昨年12月から本年1月までの間に千葉県及び兵庫県で3家族10名の有機リン中毒患者が発生した中国産冷凍食品による薬物中毒事案について、今後の類似事案発生時の早期対応に資するよう、全体像を把握するため、「中国産冷凍食品による薬物中毒事案の実態把握に関する検討会」(座長:品川邦汎 岩手大学農学部教授)を設置し、食品による有機リン中毒の健康影響に関する知見を集積するとともに、確定事例(=有機リン中毒と確定された事例)及び相談・報告事例(=都道府県等に相談・報告があった事例)の分析並びに回収食品の検査結果の把握を実施した。

(2) 概要

[1] 確定事例の把握

確定事例として届け出られた10例における患者の臨床経過について、医療機関、都道府県等に対する聞き取り調査を実施したところ、ほとんどの症例で来院時から通常の食中毒と異なる強い症状を呈したことや、有機リン中毒と診断された後のコリンエステラーゼ(=有機リン中毒の重症度の指標とされる、肝実質細胞で産生されてコリンエステルをコリンと有機酸とに加水分解する酵素)の回復が極めて速いことが特徴的であった。

[2] 相談・報告事例の分析

都道府県等の既存の相談・報告受付記録に基づき、医療機関を受診したものの有機リン中毒が否定された報告・相談事例1,086件について、必要に応じて都道府県等に照会しながら、再確認を行ったところ、必ずしも必要な情報をすべて収集できた訳ではないが、現時点では、確定事例として届け出られた10例以外に有機リン中毒を疑わせる事例は認められなかった。

[3] 回収食品の検査結果の把握

都道府県等より報告された回収食品の検査結果を集計するとともに、関係事業者に対する聞き取り調査を実施した。

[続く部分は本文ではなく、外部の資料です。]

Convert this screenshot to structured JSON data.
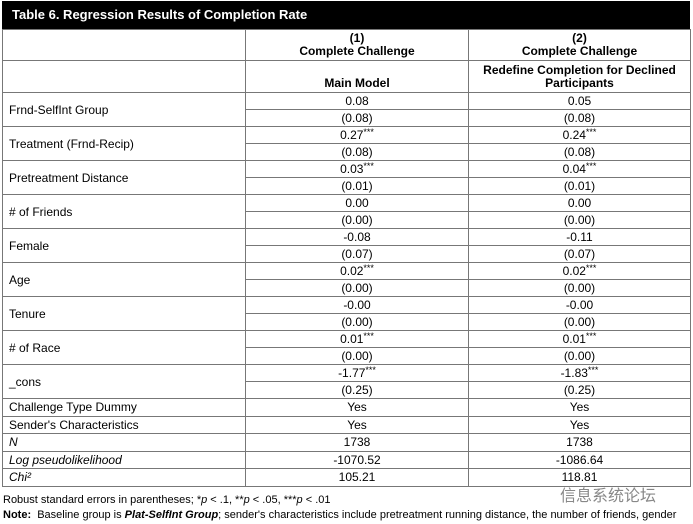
{
  "title": "Table 6.  Regression Results of Completion Rate",
  "header": {
    "col1": {
      "number": "(1)",
      "name": "Complete Challenge",
      "model": "Main Model"
    },
    "col2": {
      "number": "(2)",
      "name": "Complete Challenge",
      "model": "Redefine Completion for Declined Participants"
    }
  },
  "rows": [
    {
      "label": "Frnd-SelfInt Group",
      "col1": {
        "coef": "0.08",
        "stars": "",
        "se": "(0.08)"
      },
      "col2": {
        "coef": "0.05",
        "stars": "",
        "se": "(0.08)"
      }
    },
    {
      "label": "Treatment (Frnd-Recip)",
      "col1": {
        "coef": "0.27",
        "stars": "***",
        "se": "(0.08)"
      },
      "col2": {
        "coef": "0.24",
        "stars": "***",
        "se": "(0.08)"
      }
    },
    {
      "label": "Pretreatment Distance",
      "col1": {
        "coef": "0.03",
        "stars": "***",
        "se": "(0.01)"
      },
      "col2": {
        "coef": "0.04",
        "stars": "***",
        "se": "(0.01)"
      }
    },
    {
      "label": "# of Friends",
      "col1": {
        "coef": "0.00",
        "stars": "",
        "se": "(0.00)"
      },
      "col2": {
        "coef": "0.00",
        "stars": "",
        "se": "(0.00)"
      }
    },
    {
      "label": "Female",
      "col1": {
        "coef": "-0.08",
        "stars": "",
        "se": "(0.07)"
      },
      "col2": {
        "coef": "-0.11",
        "stars": "",
        "se": "(0.07)"
      }
    },
    {
      "label": "Age",
      "col1": {
        "coef": "0.02",
        "stars": "***",
        "se": "(0.00)"
      },
      "col2": {
        "coef": "0.02",
        "stars": "***",
        "se": "(0.00)"
      }
    },
    {
      "label": "Tenure",
      "col1": {
        "coef": "-0.00",
        "stars": "",
        "se": "(0.00)"
      },
      "col2": {
        "coef": "-0.00",
        "stars": "",
        "se": "(0.00)"
      }
    },
    {
      "label": "# of Race",
      "col1": {
        "coef": "0.01",
        "stars": "***",
        "se": "(0.00)"
      },
      "col2": {
        "coef": "0.01",
        "stars": "***",
        "se": "(0.00)"
      }
    },
    {
      "label": "_cons",
      "col1": {
        "coef": "-1.77",
        "stars": "***",
        "se": "(0.25)"
      },
      "col2": {
        "coef": "-1.83",
        "stars": "***",
        "se": "(0.25)"
      }
    }
  ],
  "stats": [
    {
      "label": "Challenge Type Dummy",
      "col1": "Yes",
      "col2": "Yes"
    },
    {
      "label": "Sender's Characteristics",
      "col1": "Yes",
      "col2": "Yes"
    },
    {
      "label": "N",
      "col1": "1738",
      "col2": "1738"
    },
    {
      "label": "Log pseudolikelihood",
      "col1": "-1070.52",
      "col2": "-1086.64"
    },
    {
      "label": "Chi²",
      "col1": "105.21",
      "col2": "118.81"
    }
  ],
  "notes": [
    [
      "Robust standard errors in parentheses; *",
      "p",
      " < .1, **",
      "p",
      " < .05, ***",
      "p",
      " < .01"
    ],
    [
      "Note:",
      "  Baseline group is ",
      "Plat-SelfInt Group",
      "; sender's characteristics include pretreatment running distance, the number of friends, gender"
    ]
  ],
  "watermark": "信息系统论坛"
}
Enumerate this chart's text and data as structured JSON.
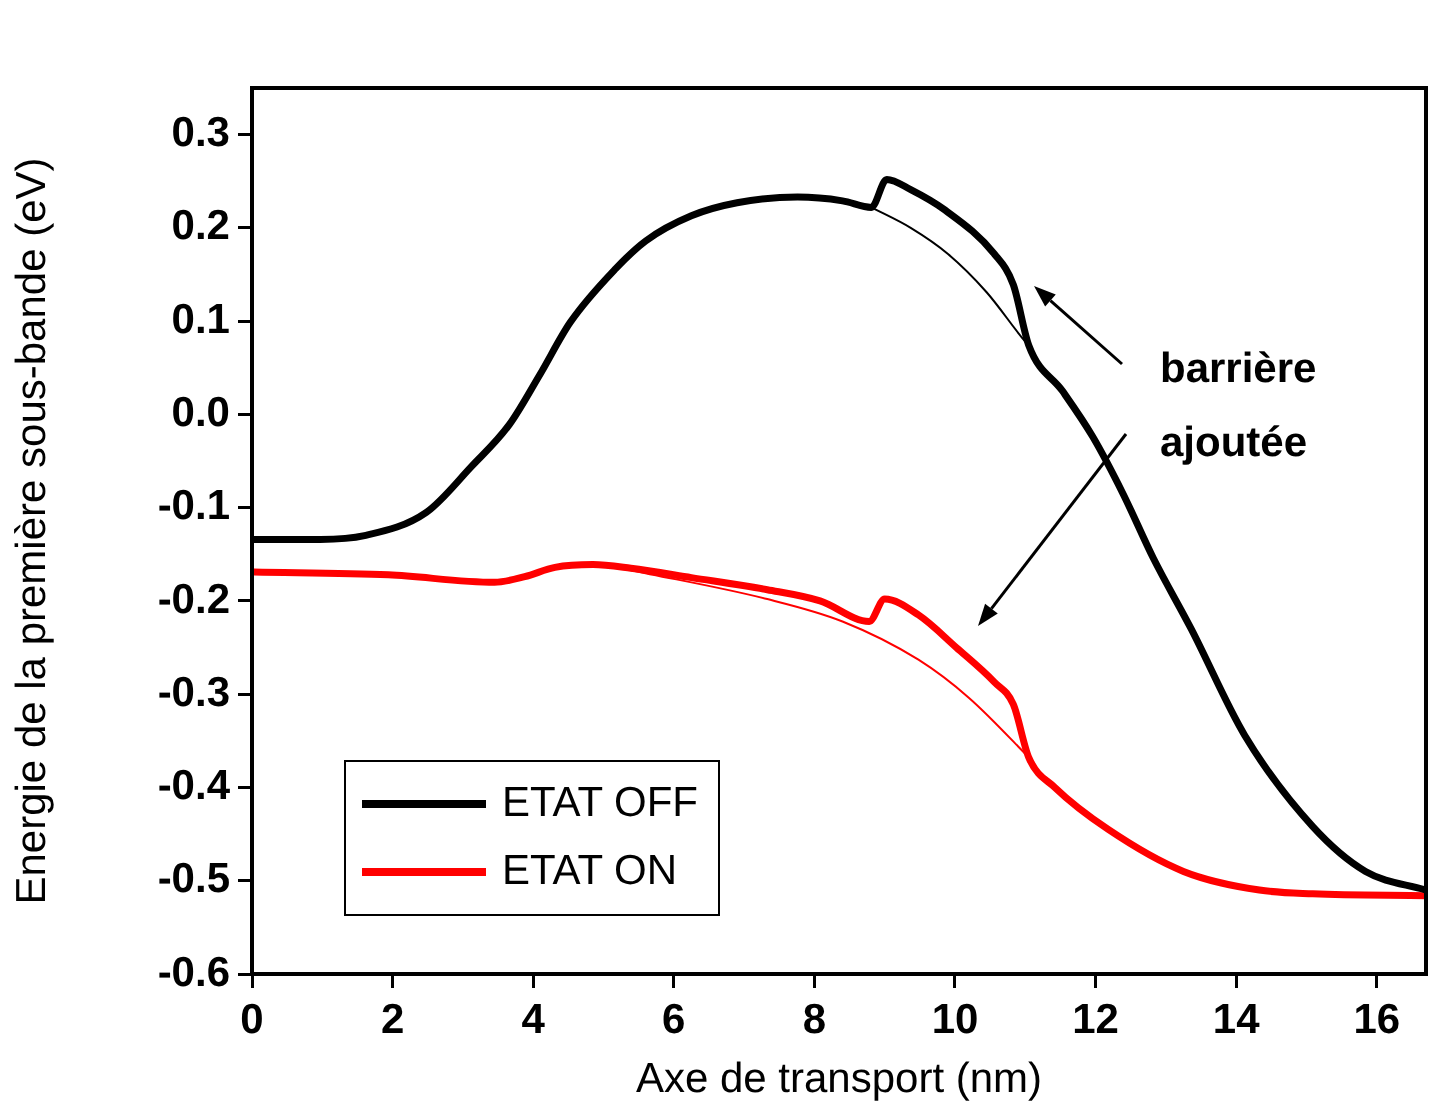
{
  "chart_data": {
    "type": "line",
    "xlabel": "Axe de transport (nm)",
    "ylabel": "Energie de la première sous-bande (eV)",
    "xlim": [
      0,
      16.7
    ],
    "xticks": [
      0,
      2,
      4,
      6,
      8,
      10,
      12,
      14,
      16
    ],
    "ylim": [
      -0.6,
      0.35
    ],
    "yticks": [
      -0.6,
      -0.5,
      -0.4,
      -0.3,
      -0.2,
      -0.1,
      {
        "value": 0,
        "label": "0.0"
      },
      0.1,
      0.2,
      0.3
    ],
    "grid": false,
    "legend": "bottom left",
    "marker": "none",
    "line_style": "solid",
    "annotations": [
      "barrière\najoutée"
    ],
    "series": [
      {
        "name": "ETAT OFF",
        "color": "#000000",
        "x": [
          0,
          0.97,
          1.6,
          2.48,
          3.12,
          3.66,
          4.09,
          4.53,
          5.17,
          5.6,
          6.25,
          6.9,
          7.76,
          8.4,
          8.81,
          9.03,
          9.37,
          9.86,
          10.56,
          10.83,
          11.05,
          11.53,
          11.96,
          12.39,
          12.82,
          13.36,
          14.12,
          15.09,
          15.84,
          16.7
        ],
        "values": [
          -0.134,
          -0.134,
          -0.13,
          -0.105,
          -0.056,
          -0.011,
          0.042,
          0.099,
          0.156,
          0.186,
          0.213,
          0.227,
          0.233,
          0.229,
          0.222,
          0.252,
          0.241,
          0.219,
          0.172,
          0.139,
          0.074,
          0.025,
          -0.024,
          -0.085,
          -0.154,
          -0.23,
          -0.344,
          -0.442,
          -0.49,
          -0.51
        ]
      },
      {
        "color": "#000000",
        "x": [
          8.81,
          9.37,
          9.9,
          10.45,
          11.0,
          11.05
        ],
        "values": [
          0.222,
          0.2,
          0.172,
          0.131,
          0.078,
          0.074
        ]
      },
      {
        "name": "ETAT ON",
        "color": "#ff0000",
        "x": [
          0,
          1.94,
          3.45,
          3.88,
          4.31,
          4.85,
          5.39,
          6.25,
          7.33,
          8.08,
          8.78,
          9.0,
          9.48,
          10.02,
          10.56,
          10.83,
          11.05,
          11.42,
          12.18,
          13.25,
          14.33,
          15.09,
          16.7
        ],
        "values": [
          -0.169,
          -0.172,
          -0.18,
          -0.174,
          -0.164,
          -0.161,
          -0.165,
          -0.175,
          -0.188,
          -0.2,
          -0.222,
          -0.198,
          -0.215,
          -0.25,
          -0.287,
          -0.311,
          -0.368,
          -0.4,
          -0.445,
          -0.49,
          -0.51,
          -0.514,
          -0.516
        ]
      },
      {
        "color": "#ff0000",
        "x": [
          5.39,
          7.33,
          8.4,
          9.48,
          10.2,
          11.0,
          11.05
        ],
        "values": [
          -0.167,
          -0.198,
          -0.222,
          -0.263,
          -0.304,
          -0.364,
          -0.368
        ]
      }
    ]
  }
}
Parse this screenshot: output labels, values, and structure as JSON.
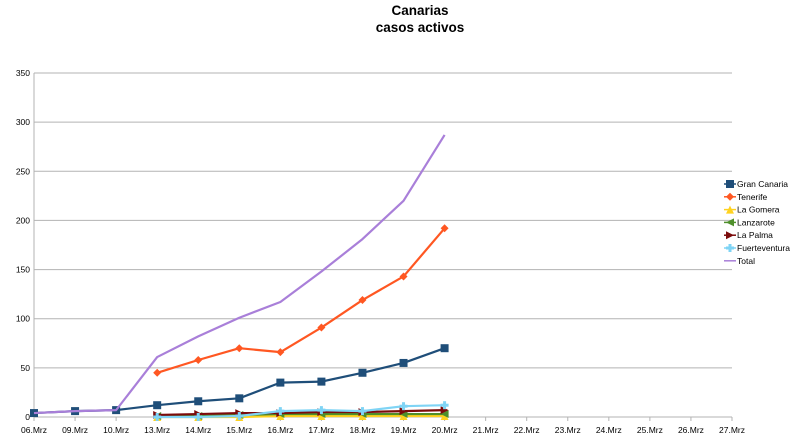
{
  "chart_data": {
    "type": "line",
    "title": "Canarias",
    "subtitle": "casos activos",
    "xlabel": "",
    "ylabel": "",
    "categories": [
      "06.Mrz",
      "09.Mrz",
      "10.Mrz",
      "13.Mrz",
      "14.Mrz",
      "15.Mrz",
      "16.Mrz",
      "17.Mrz",
      "18.Mrz",
      "19.Mrz",
      "20.Mrz",
      "21.Mrz",
      "22.Mrz",
      "23.Mrz",
      "24.Mrz",
      "25.Mrz",
      "26.Mrz",
      "27.Mrz"
    ],
    "ylim": [
      0,
      350
    ],
    "yticks": [
      0,
      50,
      100,
      150,
      200,
      250,
      300,
      350
    ],
    "grid": "horizontal",
    "legend": "right",
    "series": [
      {
        "name": "Gran Canaria",
        "color": "#1f4e79",
        "marker": "square",
        "values": [
          4,
          6,
          7,
          12,
          16,
          19,
          35,
          36,
          45,
          55,
          70,
          null,
          null,
          null,
          null,
          null,
          null,
          null
        ]
      },
      {
        "name": "Tenerife",
        "color": "#ff5722",
        "marker": "diamond",
        "values": [
          null,
          null,
          null,
          45,
          58,
          70,
          66,
          91,
          119,
          143,
          192,
          null,
          null,
          null,
          null,
          null,
          null,
          null
        ]
      },
      {
        "name": "La Gomera",
        "color": "#ffd21f",
        "marker": "triangle",
        "values": [
          null,
          null,
          null,
          0,
          0,
          0,
          1,
          1,
          1,
          1,
          1,
          null,
          null,
          null,
          null,
          null,
          null,
          null
        ]
      },
      {
        "name": "Lanzarote",
        "color": "#4e8f2b",
        "marker": "triangle-left",
        "values": [
          null,
          null,
          null,
          1,
          1,
          2,
          3,
          3,
          3,
          3,
          3,
          null,
          null,
          null,
          null,
          null,
          null,
          null
        ]
      },
      {
        "name": "La Palma",
        "color": "#7b0b0b",
        "marker": "triangle-right",
        "values": [
          null,
          null,
          null,
          2,
          3,
          4,
          4,
          5,
          5,
          6,
          7,
          null,
          null,
          null,
          null,
          null,
          null,
          null
        ]
      },
      {
        "name": "Fuerteventura",
        "color": "#7fd4f5",
        "marker": "cross",
        "values": [
          null,
          null,
          null,
          0,
          0,
          1,
          6,
          7,
          6,
          11,
          12,
          null,
          null,
          null,
          null,
          null,
          null,
          null
        ]
      },
      {
        "name": "Total",
        "color": "#a97fd9",
        "marker": "bowtie",
        "values": [
          4,
          6,
          7,
          61,
          82,
          101,
          117,
          148,
          181,
          220,
          287,
          null,
          null,
          null,
          null,
          null,
          null,
          null
        ]
      }
    ]
  }
}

具体的には、都道府県等及び関係事業者が5,917検体の検査を実施した結果、確定事例及び薬品異臭苦情に関連する製品以外では、49検体から5農薬(メタミドホス、ジクロルボス、クロルピリホス、ピリメタニル及びプロシミドン)が検出されたが、いずれの検出値も原料由来と考えられる残留農薬のレベルであり、高濃度の汚染は確認されていない。

したがって、現時点での断定は困難であるが、高濃度に汚染されていた食品は非常に限られていたものと考えられる。